The boys probably partly because they don’t miss what they never had, partly because they have better, they simply go elsewhere where there is success, enthusiasm, passion: the boys and girls have Sinner, Kimi, Bez to inspire them, they have Paola Egonu, Cecilia Zandalasini, Alessandro Michieletto, Mattia Furlani, Nadia Battocletti, Zanyab Dosso, Larissa Iapichino, boys who are little older than them they win with the lightness of their twenties and which reflect the Italy they represent.
They have other more mature legends to inspire them: Federica Brignone and Sofia Goggia above all who transmit to them by example how to fall and get back up, how to handle enormous pressure and which is a great theme in the daily life of digital natives. We can see from the vitality on the Internet how much women’s artistic gymnastics with Alice D’Amato and Manila Esposito has conquered young girls, and not just today.

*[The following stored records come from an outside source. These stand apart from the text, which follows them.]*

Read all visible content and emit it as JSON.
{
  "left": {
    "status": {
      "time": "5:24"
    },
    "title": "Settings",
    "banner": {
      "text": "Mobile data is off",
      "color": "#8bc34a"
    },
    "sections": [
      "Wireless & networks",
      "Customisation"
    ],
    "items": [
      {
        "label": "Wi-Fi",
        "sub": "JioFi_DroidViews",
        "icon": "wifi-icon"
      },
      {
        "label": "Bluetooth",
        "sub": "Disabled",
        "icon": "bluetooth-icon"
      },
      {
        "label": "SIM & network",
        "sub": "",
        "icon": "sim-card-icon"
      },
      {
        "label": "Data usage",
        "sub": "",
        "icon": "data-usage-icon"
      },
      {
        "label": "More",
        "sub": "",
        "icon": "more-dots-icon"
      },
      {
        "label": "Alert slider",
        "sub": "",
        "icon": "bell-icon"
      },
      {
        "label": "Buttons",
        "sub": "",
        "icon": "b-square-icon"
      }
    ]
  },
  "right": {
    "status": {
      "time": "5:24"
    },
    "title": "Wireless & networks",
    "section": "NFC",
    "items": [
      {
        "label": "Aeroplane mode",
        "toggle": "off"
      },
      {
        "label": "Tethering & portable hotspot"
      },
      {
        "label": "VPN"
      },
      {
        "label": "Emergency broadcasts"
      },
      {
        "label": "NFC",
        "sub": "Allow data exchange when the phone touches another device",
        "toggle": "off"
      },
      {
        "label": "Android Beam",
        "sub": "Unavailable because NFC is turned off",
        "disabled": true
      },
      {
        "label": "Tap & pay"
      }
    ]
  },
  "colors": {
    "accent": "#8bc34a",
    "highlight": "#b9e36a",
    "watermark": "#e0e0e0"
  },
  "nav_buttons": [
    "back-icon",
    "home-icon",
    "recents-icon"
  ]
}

Never before has Italian sport offered young, beautiful, successful examples with which to identify. Why on earth would anyone who hasn’t had it miss a dusty world that has been mulling over the same problems for at least 15 years, hoping for an evening miracle? Why on earth, never in the face of such a successful and satisfying sport, should they feel cheated of matches played in infernal pits of boos, technically poor and deadly boring?


Perhaps it would be the case for football to emerge from its entrenchment, to humbly study how other sports have managed to grow talents even in the nichefrom curling to sledging, and to remedy decades of failures by investing in ideas, in study, in knowledge (see tennis, athletics, volleyball).


It must realize that the world has changed, that income has dried up, and that if football wants young people back it must go and win them back in the context of increased competition.